Under section 39(3) of BC’s Family Law Act, a parent who has never resided with his or her child is not that child’s guardian unless: (1) there is an agreement stating otherwise; or (2) the court finds that parent regularly cares for the child.
What does it mean to “regularly care” for a child?
The BC Court of Appeal examined the issue in A.A.A. M. v. British Columbia (Director of Adoption), 2015 BCCA 220. The court found that “regular” usually implies regular intervals; however, the Legislature’s intent was broad and meant to “refer to a parent who has demonstrated a continuing willingness to provide for the child’s ongoing needs and a record of ‘usually’ or ‘normally’ doing so.”
In other words, irregularity may be acceptable if there is a real willingness. Of course, each case must be examined on its own facts.
In A.A.A. M., the court took the parent’s personal circumstances and barriers into account when deciding what constituted regular care. Here, the Ministry restricted access options, the child resided in another province, and the parent had limited resources for travel and legal advice. In other words, very real barriers to regular care existed. However, the parent took part in parenting classes with and without the child and consistently attempted to assert guardianship through contact with the Ministry. The non-guardian’s demonstrated willingness was held to constitute regular care in this particular circumstance.

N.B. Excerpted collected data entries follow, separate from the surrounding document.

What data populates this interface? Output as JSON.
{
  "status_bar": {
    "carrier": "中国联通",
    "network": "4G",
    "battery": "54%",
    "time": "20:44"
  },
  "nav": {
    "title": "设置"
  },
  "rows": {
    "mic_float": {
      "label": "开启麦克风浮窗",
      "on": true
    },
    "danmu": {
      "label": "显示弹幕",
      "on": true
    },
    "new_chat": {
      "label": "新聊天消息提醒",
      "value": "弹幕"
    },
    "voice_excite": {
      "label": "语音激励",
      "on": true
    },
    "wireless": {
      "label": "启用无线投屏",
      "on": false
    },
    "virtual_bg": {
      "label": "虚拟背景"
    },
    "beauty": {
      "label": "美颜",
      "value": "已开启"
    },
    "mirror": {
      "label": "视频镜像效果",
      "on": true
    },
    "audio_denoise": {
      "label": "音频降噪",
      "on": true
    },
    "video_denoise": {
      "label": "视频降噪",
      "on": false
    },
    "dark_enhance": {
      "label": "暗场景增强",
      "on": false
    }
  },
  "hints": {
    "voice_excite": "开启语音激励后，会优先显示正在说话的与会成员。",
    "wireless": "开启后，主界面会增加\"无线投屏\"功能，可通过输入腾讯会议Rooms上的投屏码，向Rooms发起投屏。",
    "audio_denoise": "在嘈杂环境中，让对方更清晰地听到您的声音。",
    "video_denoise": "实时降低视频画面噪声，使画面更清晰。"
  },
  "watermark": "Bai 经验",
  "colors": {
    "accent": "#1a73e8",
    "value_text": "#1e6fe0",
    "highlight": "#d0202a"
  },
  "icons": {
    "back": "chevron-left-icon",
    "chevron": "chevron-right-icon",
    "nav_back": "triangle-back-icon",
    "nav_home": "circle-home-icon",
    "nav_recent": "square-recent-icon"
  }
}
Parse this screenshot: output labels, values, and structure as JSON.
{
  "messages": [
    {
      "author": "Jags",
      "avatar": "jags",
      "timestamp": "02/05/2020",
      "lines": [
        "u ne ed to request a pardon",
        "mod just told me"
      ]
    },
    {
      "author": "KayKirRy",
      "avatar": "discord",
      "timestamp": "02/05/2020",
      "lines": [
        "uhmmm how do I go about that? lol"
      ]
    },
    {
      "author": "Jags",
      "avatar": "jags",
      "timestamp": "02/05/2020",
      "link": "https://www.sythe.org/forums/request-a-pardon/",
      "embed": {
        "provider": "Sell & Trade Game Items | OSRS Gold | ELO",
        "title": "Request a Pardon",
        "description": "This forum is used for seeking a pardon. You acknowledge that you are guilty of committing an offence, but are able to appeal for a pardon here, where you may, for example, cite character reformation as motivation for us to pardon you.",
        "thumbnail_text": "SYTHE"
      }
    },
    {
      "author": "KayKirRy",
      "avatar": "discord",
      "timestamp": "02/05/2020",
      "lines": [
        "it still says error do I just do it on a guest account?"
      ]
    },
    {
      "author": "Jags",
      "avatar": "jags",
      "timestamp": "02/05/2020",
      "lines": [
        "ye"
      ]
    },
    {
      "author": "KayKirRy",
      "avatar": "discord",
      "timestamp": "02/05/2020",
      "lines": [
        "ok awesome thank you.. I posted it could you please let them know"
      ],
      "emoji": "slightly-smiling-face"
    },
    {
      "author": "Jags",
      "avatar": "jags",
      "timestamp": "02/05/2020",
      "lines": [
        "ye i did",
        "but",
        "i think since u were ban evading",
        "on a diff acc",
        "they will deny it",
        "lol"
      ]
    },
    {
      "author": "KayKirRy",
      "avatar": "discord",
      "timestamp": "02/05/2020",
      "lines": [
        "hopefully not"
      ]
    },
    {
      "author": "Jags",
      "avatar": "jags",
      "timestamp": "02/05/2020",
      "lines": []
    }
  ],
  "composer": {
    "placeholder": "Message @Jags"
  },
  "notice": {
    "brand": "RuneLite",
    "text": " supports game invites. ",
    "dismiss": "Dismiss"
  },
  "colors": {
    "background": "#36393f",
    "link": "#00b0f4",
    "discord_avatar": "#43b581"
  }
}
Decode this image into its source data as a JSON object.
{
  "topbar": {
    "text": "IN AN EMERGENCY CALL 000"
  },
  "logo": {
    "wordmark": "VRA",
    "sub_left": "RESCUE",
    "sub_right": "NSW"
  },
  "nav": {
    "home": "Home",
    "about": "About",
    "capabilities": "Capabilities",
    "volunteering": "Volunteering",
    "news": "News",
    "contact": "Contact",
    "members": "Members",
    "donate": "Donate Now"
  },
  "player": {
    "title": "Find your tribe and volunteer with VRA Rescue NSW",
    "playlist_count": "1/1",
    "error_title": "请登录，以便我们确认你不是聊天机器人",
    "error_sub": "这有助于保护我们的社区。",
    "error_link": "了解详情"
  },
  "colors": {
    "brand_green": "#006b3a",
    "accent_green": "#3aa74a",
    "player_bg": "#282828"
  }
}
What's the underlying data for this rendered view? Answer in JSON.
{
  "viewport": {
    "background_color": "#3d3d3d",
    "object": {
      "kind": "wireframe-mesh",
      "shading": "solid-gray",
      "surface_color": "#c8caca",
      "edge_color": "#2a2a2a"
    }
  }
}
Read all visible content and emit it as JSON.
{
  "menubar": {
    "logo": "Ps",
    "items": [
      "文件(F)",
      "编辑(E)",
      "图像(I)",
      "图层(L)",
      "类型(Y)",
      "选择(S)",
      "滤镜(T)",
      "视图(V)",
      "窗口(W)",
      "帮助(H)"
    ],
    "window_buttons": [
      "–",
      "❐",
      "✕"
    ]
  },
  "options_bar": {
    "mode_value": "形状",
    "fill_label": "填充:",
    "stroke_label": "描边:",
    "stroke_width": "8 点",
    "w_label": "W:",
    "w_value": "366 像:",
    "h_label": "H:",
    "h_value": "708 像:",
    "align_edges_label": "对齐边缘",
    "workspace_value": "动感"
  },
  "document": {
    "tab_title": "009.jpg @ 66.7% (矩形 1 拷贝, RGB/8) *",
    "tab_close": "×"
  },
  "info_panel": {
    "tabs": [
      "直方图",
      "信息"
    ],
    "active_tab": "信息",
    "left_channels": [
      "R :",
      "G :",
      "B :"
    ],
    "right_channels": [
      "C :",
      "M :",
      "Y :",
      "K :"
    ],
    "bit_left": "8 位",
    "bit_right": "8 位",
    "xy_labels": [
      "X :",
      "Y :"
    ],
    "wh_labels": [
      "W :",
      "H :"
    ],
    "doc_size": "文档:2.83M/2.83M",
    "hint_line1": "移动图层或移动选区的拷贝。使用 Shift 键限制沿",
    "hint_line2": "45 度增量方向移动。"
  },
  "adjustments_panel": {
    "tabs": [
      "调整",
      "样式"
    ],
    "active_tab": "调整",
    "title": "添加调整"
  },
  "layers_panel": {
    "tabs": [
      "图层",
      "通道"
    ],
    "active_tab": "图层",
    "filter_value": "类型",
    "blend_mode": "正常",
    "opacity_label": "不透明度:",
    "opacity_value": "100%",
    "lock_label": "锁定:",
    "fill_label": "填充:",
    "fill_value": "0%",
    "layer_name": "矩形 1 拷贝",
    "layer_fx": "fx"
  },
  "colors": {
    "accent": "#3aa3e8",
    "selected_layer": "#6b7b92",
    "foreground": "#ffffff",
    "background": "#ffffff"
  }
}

If no circumstantial barriers exist, the court has been stricter with what constitutes “regular care.” In F. (S.J.) v. N. (R.M.), 2013 BCSC, weekly visits followed by a 3 week interruption was not found to be sufficiently regular.
If you are a non-guardian parent and you do not regularly care for your child, you can still apply to the court to be appointed as a guardian under s. 51. The court will consider whether such an appointed is in the best interest of the child.